The report concludes that there is a need for greater expertise and understanding at the SRA; for greater engagement with the profession and its clients; and for a sophisticated regulatory approach which recognises the differences between different parts of the solicitors’ profession. It is important to regulate to avoid failures, rather than to deal with failures after the event, says Smedley. The City has welcomed the findings. As far as the rest of the profession is concerned, the issues must be the cost of implementing the changes to the SRA that Smedley has said are necessary and whether Lord Hunt will agree with him.

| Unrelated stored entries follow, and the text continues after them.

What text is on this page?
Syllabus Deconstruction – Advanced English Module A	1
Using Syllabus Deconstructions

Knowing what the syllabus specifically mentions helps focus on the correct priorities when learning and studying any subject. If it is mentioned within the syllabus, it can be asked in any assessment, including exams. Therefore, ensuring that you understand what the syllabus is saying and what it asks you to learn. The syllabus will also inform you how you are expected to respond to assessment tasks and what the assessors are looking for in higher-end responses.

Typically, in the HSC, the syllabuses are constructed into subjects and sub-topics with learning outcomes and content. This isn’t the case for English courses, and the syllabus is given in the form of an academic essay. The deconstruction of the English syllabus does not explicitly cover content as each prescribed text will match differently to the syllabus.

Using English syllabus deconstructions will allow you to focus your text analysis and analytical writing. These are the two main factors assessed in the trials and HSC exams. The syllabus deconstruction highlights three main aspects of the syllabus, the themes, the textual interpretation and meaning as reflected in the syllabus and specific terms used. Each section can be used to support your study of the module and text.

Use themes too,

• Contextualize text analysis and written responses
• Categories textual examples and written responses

Lord Hunt’s review of regulation

I am writing this piece on the Monday before Easter, so the deadline for responding to Lord Hunt’s call for evidence has not yet passed. However, since Maundy Thursday is that deadline, I can confidently predict that the deadline will have passed by the time you read this. The Regulatory Affairs Board is responding on behalf of the Law Society. Cardiff Law Society has also responded. Your next chance to have your say on this issue is on 14 May, when Lord Hunt visits Capital Tower for a free roadshow. You can register for this event from the Law Society’s website.

Ethics report

The RAB education and training committee (on which I sit) commissioned a report from Professor Kim Economides dealing with the teaching of ethics in legal education, running from undergraduate study through to CPD. The report was launched in Chancery Lane on 24 March. Amongst those who attended were various academics, three member of the SRA board (including Jonathan Spencer, the chair of its education and training committee, Sedley LJ and Pill LJ and Cranston J, who as Ross Cranston QC was Solicitor-General from 1998-2001. Ethics training is, of course, also undertaken by barristers, so we had invited members of the Bar Council and Bar Standards Board to the event. Sadly, no-one from either body attended, so we had to console ourselves with the knowledge that we had attracted more Court of Appeal judges than barristers to the launch. 

HHJ Terry John

Now I’ve reached the subject of the judiciary, I should congratulate HHJ Terry John on his deserved promotion from the district bench, on which he served with distinction, to the circuit bench. We have been well-served by solicitor circuit judges over the years, with HHJ Graham Jones and Hickinbottom J (as he now is) having been our designated civil judges. The route from district judge to circuit judge is not particularly well-travelled, but HHJ HDH Jones blazed the trail twenty years ago, and HHJ John has now joined HHJ Wyn Rees in that select company.